No menos importantes que las batallas, en las guerras, son los personajes que surgen a su fragor. En Madrid se ha hecho famoso “Peseto Loco”, parece ser que un taxista de ideas radicales y tirón mesiánico que parece arrastrar a los más extremistas entre los movilizados, que tampoco son todos aunque si la mayoría. No conozco a la persona, desconozco bastante al personaje, pero si tengo claro que cuando lo nombro la memoria se me mueve entre Tiroloco McGraw, aquel dibujo animado de Hanna y Barbera que era un caballo vaquero con cargo de sheriff y habilidades para conducir diligencias, y Caballo Loco, famoso jefe piel roja que empezó una guerra que nunca podía haber ganado.
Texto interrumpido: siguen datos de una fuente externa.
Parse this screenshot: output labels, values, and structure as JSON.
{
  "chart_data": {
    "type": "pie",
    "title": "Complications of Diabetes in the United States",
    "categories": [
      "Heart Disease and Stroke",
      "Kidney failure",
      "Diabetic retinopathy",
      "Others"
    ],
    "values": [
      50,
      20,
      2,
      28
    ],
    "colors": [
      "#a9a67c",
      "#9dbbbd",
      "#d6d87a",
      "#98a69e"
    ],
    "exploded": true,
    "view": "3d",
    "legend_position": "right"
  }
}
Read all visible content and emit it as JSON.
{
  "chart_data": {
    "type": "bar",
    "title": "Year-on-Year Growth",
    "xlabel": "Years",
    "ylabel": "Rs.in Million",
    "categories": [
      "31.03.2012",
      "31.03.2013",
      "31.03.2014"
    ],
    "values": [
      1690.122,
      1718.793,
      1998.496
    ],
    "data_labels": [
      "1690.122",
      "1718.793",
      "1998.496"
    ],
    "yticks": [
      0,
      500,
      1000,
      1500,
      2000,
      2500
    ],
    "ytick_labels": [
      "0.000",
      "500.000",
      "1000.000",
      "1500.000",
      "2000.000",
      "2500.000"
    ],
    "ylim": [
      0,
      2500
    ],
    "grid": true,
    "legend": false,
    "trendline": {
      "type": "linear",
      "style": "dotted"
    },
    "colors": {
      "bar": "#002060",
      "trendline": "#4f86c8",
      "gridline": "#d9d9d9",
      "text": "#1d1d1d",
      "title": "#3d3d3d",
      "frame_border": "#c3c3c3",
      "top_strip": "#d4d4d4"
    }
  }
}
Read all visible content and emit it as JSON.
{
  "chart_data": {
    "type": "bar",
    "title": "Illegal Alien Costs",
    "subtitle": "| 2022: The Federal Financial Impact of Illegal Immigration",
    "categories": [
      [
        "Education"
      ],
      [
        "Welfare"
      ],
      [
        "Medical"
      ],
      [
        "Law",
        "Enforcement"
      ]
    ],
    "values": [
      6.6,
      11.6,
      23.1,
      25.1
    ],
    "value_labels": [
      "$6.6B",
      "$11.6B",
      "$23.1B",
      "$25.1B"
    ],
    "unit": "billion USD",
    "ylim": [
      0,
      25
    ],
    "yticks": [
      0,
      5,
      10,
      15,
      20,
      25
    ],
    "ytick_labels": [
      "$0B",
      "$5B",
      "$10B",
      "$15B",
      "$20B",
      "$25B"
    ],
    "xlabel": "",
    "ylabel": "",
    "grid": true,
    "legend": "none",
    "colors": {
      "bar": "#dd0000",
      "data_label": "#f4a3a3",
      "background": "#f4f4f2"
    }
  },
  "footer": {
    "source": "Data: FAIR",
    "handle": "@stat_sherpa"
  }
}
Ni la humorística vida del dibujo animado, ni la heroica del jefe Sioux, parecen ejemplos válidos en la lucha de los taxistas, pero de ambas se pueden sacar paralelismos, y ninguno es positivo.
Lo malo de esta historia es que acabe como acabe, sea con una salida digna o con una rendición sin condiciones, el conflicto entre dos formas de ver y enfocar dos negocios que se hacen competencia no será otra cosa que un aplazamiento más de la solución definitiva que el problema demanda. Claro que eso pasará por un ministro capaz y unas asociaciones dispuestas más negociar que a movilizar y secuestrar ciudades y ciudadanos.
Sin necesidad de ser oráculo el momento dice que sin haber acabado el enfrentamiento actual ya podemos vislumbrar las tensiones futuras. Y si no al tiempo.